Começa com uma espécie de hino nacional adaptado, na letra e no ritmo: “A Portuguesa” torna-se “Hinu digra”, espécie de dedicatória, entre o português e o crioulo, ao “micro-país” que é a Linha de Sintra e aos “heróis da linha”.
De então em diante, durante mais de uma hora, ouve-se muita coisa: sons de ambiente e de rua, conversas entre amigos e gravações de vozes, rap lo-fi, canto baladeiro e emotivo (às vezes dolente e dorido, Frank Ocean experimental) com efeitos eletrónicos, hip-hop e R&B enevoado e cósmico, afro-dança eletrónica à Príncipe Discos, uns pozinhos de jazz, batidas e relação entre música e voz que não soam a nada que tenhamos ouvido no passado.
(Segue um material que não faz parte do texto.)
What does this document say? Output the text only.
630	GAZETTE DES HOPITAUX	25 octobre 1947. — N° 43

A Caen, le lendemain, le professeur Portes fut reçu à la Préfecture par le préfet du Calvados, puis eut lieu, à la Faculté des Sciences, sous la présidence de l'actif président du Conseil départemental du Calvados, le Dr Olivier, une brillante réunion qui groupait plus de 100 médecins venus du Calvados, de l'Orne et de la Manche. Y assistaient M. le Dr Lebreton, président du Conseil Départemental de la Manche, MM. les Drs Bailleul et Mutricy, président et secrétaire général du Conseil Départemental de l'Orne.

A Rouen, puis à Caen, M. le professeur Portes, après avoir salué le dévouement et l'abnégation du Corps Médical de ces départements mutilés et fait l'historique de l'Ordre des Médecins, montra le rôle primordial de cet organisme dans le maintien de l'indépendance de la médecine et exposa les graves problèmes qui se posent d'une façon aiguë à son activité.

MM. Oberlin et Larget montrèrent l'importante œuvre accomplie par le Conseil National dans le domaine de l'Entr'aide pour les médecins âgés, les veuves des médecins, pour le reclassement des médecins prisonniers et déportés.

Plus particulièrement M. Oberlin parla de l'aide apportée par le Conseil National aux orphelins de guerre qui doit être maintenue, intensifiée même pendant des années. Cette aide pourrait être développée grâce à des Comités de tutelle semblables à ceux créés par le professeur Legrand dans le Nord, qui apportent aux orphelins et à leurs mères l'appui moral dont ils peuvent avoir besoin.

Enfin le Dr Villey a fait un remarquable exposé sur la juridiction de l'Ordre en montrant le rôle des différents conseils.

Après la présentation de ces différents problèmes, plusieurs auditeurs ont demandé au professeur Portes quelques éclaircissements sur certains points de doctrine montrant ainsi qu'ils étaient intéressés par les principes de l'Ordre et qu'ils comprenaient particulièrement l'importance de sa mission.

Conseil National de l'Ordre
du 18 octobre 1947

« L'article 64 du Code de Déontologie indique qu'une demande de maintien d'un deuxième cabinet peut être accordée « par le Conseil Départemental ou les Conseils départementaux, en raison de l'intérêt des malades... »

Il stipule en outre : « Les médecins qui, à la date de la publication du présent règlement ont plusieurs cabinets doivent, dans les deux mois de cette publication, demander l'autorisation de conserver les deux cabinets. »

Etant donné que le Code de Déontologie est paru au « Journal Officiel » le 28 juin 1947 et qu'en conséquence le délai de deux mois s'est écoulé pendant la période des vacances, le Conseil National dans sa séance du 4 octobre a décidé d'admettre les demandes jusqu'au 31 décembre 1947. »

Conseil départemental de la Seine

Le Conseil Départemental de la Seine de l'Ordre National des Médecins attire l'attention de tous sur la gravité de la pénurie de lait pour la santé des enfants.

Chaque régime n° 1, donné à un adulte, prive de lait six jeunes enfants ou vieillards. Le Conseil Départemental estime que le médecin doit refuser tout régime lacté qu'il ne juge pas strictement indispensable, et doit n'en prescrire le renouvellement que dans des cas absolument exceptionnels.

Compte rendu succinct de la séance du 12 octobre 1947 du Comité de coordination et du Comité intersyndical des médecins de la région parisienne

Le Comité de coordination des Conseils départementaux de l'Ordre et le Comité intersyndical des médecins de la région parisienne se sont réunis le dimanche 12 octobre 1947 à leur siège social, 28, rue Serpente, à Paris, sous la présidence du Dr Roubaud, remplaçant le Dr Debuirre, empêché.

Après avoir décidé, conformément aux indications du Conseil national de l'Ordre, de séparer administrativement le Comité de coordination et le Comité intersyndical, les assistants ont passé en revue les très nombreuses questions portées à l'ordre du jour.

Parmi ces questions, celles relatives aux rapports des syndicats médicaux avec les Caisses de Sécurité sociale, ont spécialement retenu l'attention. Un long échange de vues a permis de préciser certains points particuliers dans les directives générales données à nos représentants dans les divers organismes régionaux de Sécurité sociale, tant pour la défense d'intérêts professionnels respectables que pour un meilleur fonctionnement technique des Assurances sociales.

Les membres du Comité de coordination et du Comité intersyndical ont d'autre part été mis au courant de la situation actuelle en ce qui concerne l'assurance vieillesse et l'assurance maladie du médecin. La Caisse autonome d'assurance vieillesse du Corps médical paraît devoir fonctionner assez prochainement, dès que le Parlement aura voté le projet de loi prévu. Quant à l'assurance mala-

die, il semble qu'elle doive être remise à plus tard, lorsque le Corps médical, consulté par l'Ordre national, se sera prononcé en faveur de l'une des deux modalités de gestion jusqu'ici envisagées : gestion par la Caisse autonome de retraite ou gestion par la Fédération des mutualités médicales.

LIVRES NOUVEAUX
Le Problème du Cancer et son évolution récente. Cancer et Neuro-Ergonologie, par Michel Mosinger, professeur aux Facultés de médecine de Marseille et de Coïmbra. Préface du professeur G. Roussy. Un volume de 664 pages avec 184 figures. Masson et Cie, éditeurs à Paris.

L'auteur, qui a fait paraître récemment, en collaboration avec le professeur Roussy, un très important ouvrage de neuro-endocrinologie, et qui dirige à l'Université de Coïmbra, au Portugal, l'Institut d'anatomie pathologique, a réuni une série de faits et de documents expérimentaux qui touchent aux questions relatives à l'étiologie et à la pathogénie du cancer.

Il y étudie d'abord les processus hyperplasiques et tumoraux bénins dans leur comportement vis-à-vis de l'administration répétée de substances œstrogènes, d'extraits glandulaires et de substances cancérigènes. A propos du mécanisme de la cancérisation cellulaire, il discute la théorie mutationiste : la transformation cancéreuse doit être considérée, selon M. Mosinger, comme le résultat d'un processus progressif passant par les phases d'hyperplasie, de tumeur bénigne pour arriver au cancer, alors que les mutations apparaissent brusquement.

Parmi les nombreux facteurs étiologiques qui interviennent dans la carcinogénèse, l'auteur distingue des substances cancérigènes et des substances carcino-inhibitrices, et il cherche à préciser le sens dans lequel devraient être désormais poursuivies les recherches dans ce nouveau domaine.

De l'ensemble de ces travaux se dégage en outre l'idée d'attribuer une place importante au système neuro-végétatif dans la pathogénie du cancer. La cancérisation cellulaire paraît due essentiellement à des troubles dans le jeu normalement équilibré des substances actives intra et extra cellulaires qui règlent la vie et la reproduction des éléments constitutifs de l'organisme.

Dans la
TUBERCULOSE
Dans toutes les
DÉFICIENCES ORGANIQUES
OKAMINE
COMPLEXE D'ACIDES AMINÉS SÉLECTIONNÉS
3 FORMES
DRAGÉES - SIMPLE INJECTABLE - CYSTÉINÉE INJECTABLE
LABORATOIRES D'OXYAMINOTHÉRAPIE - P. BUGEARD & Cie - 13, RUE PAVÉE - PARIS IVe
E ouvem-se algumas das canções mais inquietantes e originais em língua portuguesa que têm surgido nos últimos anos, como “O Menino Ke Brinkava com Bonekas”, “Mark Landerz”, “Verde 2″ e sobretudo, acima de todas as outras, esse portento que é “Rapepaz”, candidato a tema do ano e de muitos outros anos, seja em que língua for.
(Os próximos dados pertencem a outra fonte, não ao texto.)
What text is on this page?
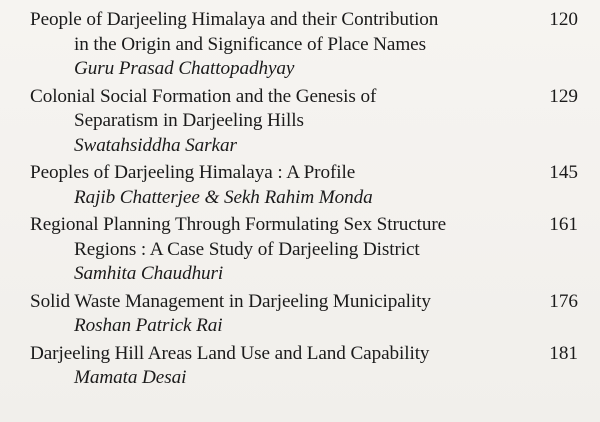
People of Darjeeling Himalaya and their Contribution
in the Origin and Significance of Place Names
Guru Prasad Chattopadhyay
120
Colonial Social Formation and the Genesis of
Separatism in Darjeeling Hills
Swatahsiddha Sarkar
129
Peoples of Darjeeling Himalaya : A Profile
Rajib Chatterjee & Sekh Rahim Monda
145
Regional Planning Through Formulating Sex Structure
Regions : A Case Study of Darjeeling District
Samhita Chaudhuri
161
Solid Waste Management in Darjeeling Municipality
Roshan Patrick Rai
176
Darjeeling Hill Areas Land Use and Land Capability
Mamata Desai
181
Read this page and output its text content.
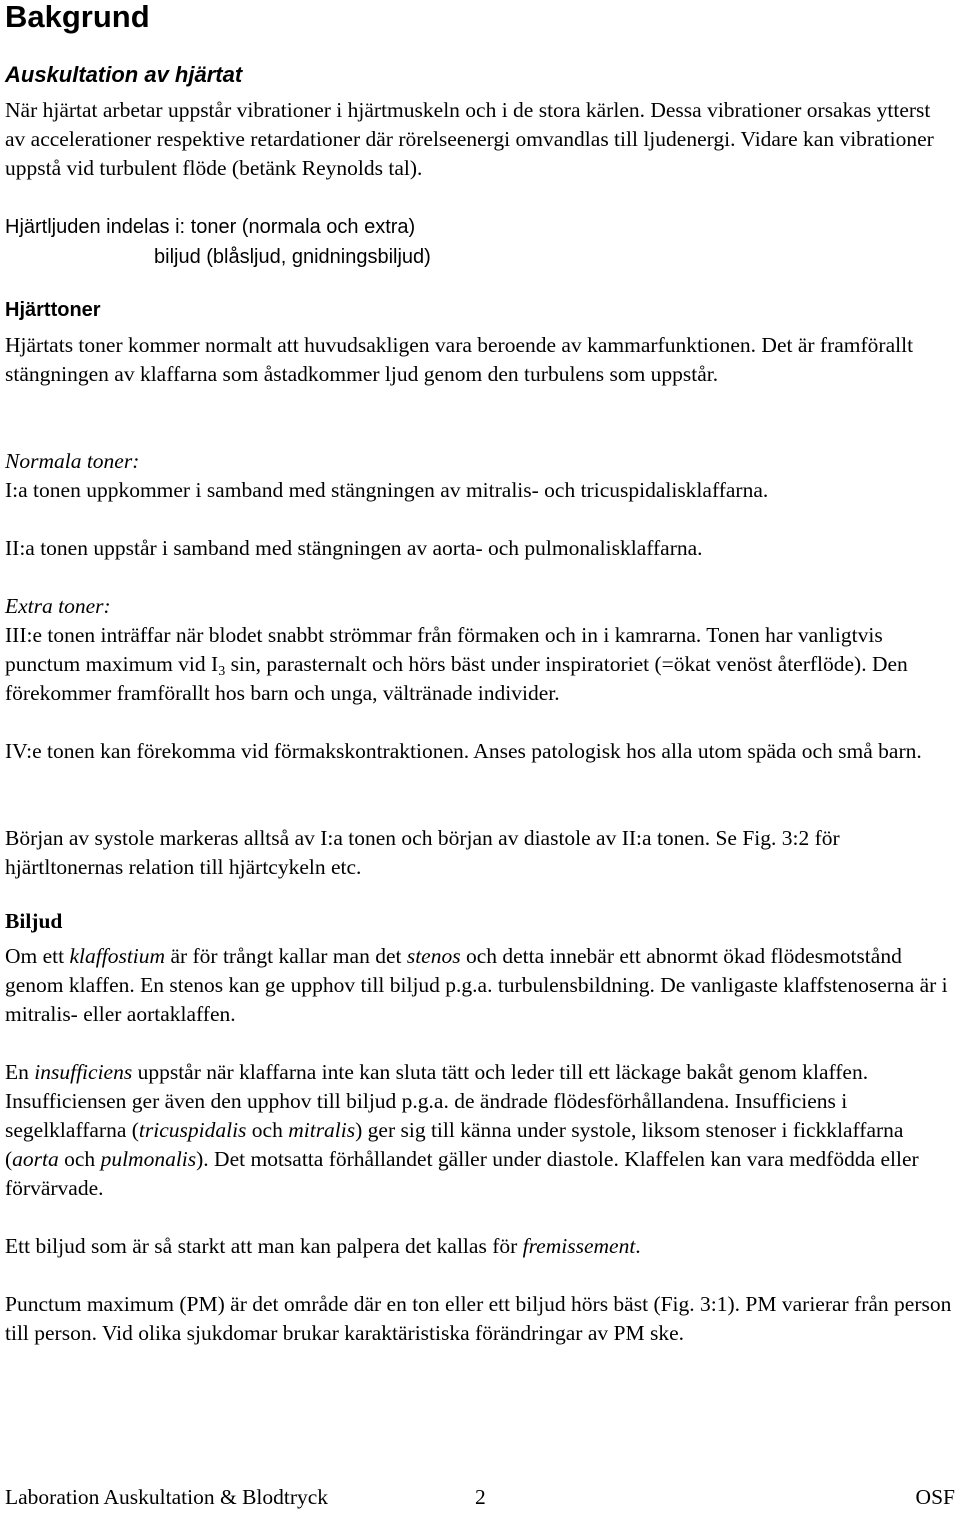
Bakgrund
Auskultation av hjärtat

När hjärtat arbetar uppstår vibrationer i hjärtmuskeln och i de stora kärlen. Dessa vibrationer orsakas ytterst av accelerationer respektive retardationer där rörelseenergi omvandlas till ljudenergi. Vidare kan vibrationer uppstå vid turbulent flöde (betänk Reynolds tal).

Hjärtljuden indelas i: toner (normala och extra)
biljud (blåsljud, gnidningsbiljud)
Hjärttoner

Hjärtats toner kommer normalt att huvudsakligen vara beroende av kammarfunktionen. Det är framförallt stängningen av klaffarna som åstadkommer ljud genom den turbulens som uppstår.

Normala toner:

I:a tonen uppkommer i samband med stängningen av mitralis- och tricuspidalisklaffarna.

II:a tonen uppstår i samband med stängningen av aorta- och pulmonalisklaffarna.

Extra toner:

III:e tonen inträffar när blodet snabbt strömmar från förmaken och in i kamrarna. Tonen har vanligtvis punctum maximum vid $I_3$ sin, parasternalt och hörs bäst under inspiratoriet (=ökat venöst återflöde). Den förekommer framförallt hos barn och unga, vältränade individer.

IV:e tonen kan förekomma vid förmakskontraktionen. Anses patologisk hos alla utom späda och små barn.

Början av systole markeras alltså av I:a tonen och början av diastole av II:a tonen. Se Fig. 3:2 för hjärtltonernas relation till hjärtcykeln etc.

Biljud

Om ett klaffostium är för trångt kallar man det stenos och detta innebär ett abnormt ökad flödesmotstånd genom klaffen. En stenos kan ge upphov till biljud p.g.a. turbulensbildning. De vanligaste klaffstenoserna är i mitralis- eller aortaklaffen.

En insufficiens uppstår när klaffarna inte kan sluta tätt och leder till ett läckage bakåt genom klaffen. Insufficiensen ger även den upphov till biljud p.g.a. de ändrade flödesförhållandena. Insufficiens i segelklaffarna (tricuspidalis och mitralis) ger sig till känna under systole, liksom stenoser i fickklaffarna (aorta och pulmonalis). Det motsatta förhållandet gäller under diastole. Klaffelen kan vara medfödda eller förvärvade.

Ett biljud som är så starkt att man kan palpera det kallas för fremissement.

Punctum maximum (PM) är det område där en ton eller ett biljud hörs bäst (Fig. 3:1). PM varierar från person till person. Vid olika sjukdomar brukar karaktäristiska förändringar av PM ske.

Laboration Auskultation & Blodtryck	2	OSF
Do que aqui falamos é de Meia Riba Kalxa, o primeiro álbum lançado há algumas semanas — em pleno confinamento — pelo português Tristany, apelido de João Tristany, um artista de 24 anos que em conversa telefónica com o Observador, aquando do lançamento do álbum em formato digital, dizia que o rótulo de músico não lhe assenta inteiramente: “Sinto que o que faço não é música. Se me considerar alguma coisa, posso considerar-me, não sei, um fotógrafo, um cronista, um jornalista… não exclusivamente um músico”.
A explicação de Tristany para intitular esta sua estreia discográfica de Meia Riba Kalxa, gesto de puxar as meias por cima das calças, tem aliás muito a ver com a ideia de que isto não é bem apenas música, é também um retrato de vida, um testemunho de um meio social e de um modo de vida que poderia ser feito com recurso a outros meios, como a fotografia ou o texto publicado (felizmente para quem gosta de música, o resultado é um disco). É a arte como testemunho em vez da arte como fingimento, como reclamava por exemplo Jorge de Sena para a escrita. E não será um acaso a proximidade com Chullage, rapper e sociólogo que entra no disco e que é uma das referências de um hip-hop que olha para fora, para o mundo e para as ruas, em vez de olhar apenas para dentro — e que nunca o olha de forma superficial.
Nas notas oficiais que acompanham a comunicação do álbum, este rapaz de 24 anos de Algueirão-Mem Martins, que tem ascendência angolana, assumia aliás o significado do título: Meia Riba Kalxa simboliza, lê-se, “uma linha temporal de acontecimentos”, espelha “um passado, um presente e um futuro”, integrando “na sua essência os problemas vivenciados pelos jovens das periferias”. Puxar a meia para cima das calças é assim “uma farda que representa uma conduta”, um gesto estético “que gerou sentimentos de repulsa ou repúdio para com todos aqueles que o faziam e pelo sítio de onde o gesto provinha”. Mas era, ao mesmo tempo, “uma afirmação” por quem fazia, um símbolo de “uma identidade” e, mais do que qualquer outra coisa, “uma forma de comunicar”.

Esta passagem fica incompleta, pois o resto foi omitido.